09/25/2014 02:45 pm ET Updated Nov 25, 2014

From Locker Room to Board Room: Tips on Bringing Mindfulness Into the Workplace From Down Under

Imagine yourself sitting in a room with a bunch of young, sweaty, strong, fit, fast, tough Aussie men and inviting them to close their eyes and focus on their breath ... sound crazy? Well that is exactly what Paul Roos, a legendary Aussie Rules Football player and coach, encourages his players to do every day in the interest of helping them become "better players and better people."

Earlier this month, I had the privilege of interviewing Paul as part of the Global Mindful Leadership Forum in Sydney organized by the Wake Up Project. I asked him why he encourages his players to practice mindfulness.
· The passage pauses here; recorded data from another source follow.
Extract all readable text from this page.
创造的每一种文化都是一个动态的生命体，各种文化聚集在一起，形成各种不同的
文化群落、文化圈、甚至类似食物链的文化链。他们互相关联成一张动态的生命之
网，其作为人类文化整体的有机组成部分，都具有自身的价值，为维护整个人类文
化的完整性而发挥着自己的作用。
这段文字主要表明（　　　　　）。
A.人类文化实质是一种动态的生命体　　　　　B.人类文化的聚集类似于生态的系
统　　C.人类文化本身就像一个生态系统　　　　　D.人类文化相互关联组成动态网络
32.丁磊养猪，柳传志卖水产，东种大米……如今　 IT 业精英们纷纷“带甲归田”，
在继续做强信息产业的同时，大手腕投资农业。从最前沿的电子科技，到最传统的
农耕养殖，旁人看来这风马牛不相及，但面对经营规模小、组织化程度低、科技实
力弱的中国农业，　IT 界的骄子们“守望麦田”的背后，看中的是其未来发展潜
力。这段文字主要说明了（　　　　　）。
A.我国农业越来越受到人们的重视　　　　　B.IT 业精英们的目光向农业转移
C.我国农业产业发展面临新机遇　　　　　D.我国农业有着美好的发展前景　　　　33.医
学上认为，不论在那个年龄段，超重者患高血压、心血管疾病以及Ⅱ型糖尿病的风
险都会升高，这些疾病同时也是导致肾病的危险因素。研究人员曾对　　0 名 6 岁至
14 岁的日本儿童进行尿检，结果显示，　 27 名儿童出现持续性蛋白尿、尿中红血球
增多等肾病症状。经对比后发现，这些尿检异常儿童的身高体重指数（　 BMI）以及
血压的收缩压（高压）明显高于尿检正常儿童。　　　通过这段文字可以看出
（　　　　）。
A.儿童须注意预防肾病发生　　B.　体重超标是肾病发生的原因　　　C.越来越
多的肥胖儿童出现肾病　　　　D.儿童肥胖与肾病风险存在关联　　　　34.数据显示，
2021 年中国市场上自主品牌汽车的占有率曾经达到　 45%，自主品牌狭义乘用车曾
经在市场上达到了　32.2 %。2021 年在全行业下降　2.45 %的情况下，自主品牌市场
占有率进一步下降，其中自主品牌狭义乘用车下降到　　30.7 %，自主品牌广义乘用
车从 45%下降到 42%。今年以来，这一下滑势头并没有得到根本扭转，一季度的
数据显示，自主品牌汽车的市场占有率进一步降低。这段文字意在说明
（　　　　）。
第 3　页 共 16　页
He said, "We spend so much time conditioning our body to perform at the highest level, why wouldn't we do the same with our mind?"

Since my work is bringing mindfulness into corporate environments, I asked how he would translate the value of training the mind from the locker room to the board room. He said, "It is no different. If you want to be effective in life, if you want to be able to act in accordance with your values and the standards you have set for yourself, you need to be mindful." His advice to the business leaders in the room was simple, "Get over the fear and just do it."

And Paul wasn't alone in encouraging leaders to bring more mindfulness into their organizations. The Forum included a number of senior executives from large Australian companies that spoke plainly and passionately about the benefits of mindfulness. Gordon Cairns, chairman of David Jones, Origin Energy and World Education Australia, shared his wake up moment that set him on a journey that changed how he leads and lives.

Several years ago, Gordon received the worst 360 degree feedback the external agency facilitating the process had ever seen. After he got over the denial, anger, and resentment, he decided to ask for help. Through various channels, he was introduced to the ancient wisdom practices of training the mind. Gordon spoke about how mindfulness helped him develop more self-awareness which enabled him to have greater awareness of others. He talked about how the training has helped him be more effective and successful as a leader and more kind and compassionate as a human being.

Even though mindfulness has become very trendy, in my experience leaders like Paul and Gordon are still pretty rare. But there is hope.

As part of the Forum, Jeremy Hunter, from the Peter Drucker School of Management, and I led a full day workshop on how to be a more mindful leader and how to bring more mindfulness into your organization. It was truly inspiring to be in a room with over 200 people interested and engaged in bringing more mindfulness into their lives and work environments.

We had discussions on what it means to be a mindful leader and what gets in the way. People talked about the many pressures they face and how easy it is to get sucked into the busyness of daily life. People also talked about barriers to mindfulness related to existing systems, behaviors, beliefs, structures, and cultures.

When we invited people to consider simple steps they could take to bring more mindfulness into their work environments, the room began to buzz. It was amazing how easy it was for people to come up with ways to sprinkle more mindfulness into fast-paced, high pressured working environments.

Here are some of their suggestions:
  1. Start meetings with a few moments of silence to let everyone "collect their thoughts."
  2. Create space in the office for "quiet time and reflection."
  3. Offer regular "get out of the office" walks during working hours.
  4. Encourage people to take time for lunch and enjoy the taste of their food.
  5. Share articles on the benefits of mindfulness for productivity, creativity, memory, sleep quality and well-being.
  6. Offer short sessions to introduce the topic of mindfulness and discuss potential benefits for individuals and teams.

And now that I am back in North America, I have a suggestion for anyone seeking ways to inspire their colleagues to consider mindfulness training. Tell them that if a bunch of hard hitting Aussie footballers and highly successful business blokes on the other side of the planet can see the benefits of training their minds to enhance performance and well-being, surely it is worth giving a try!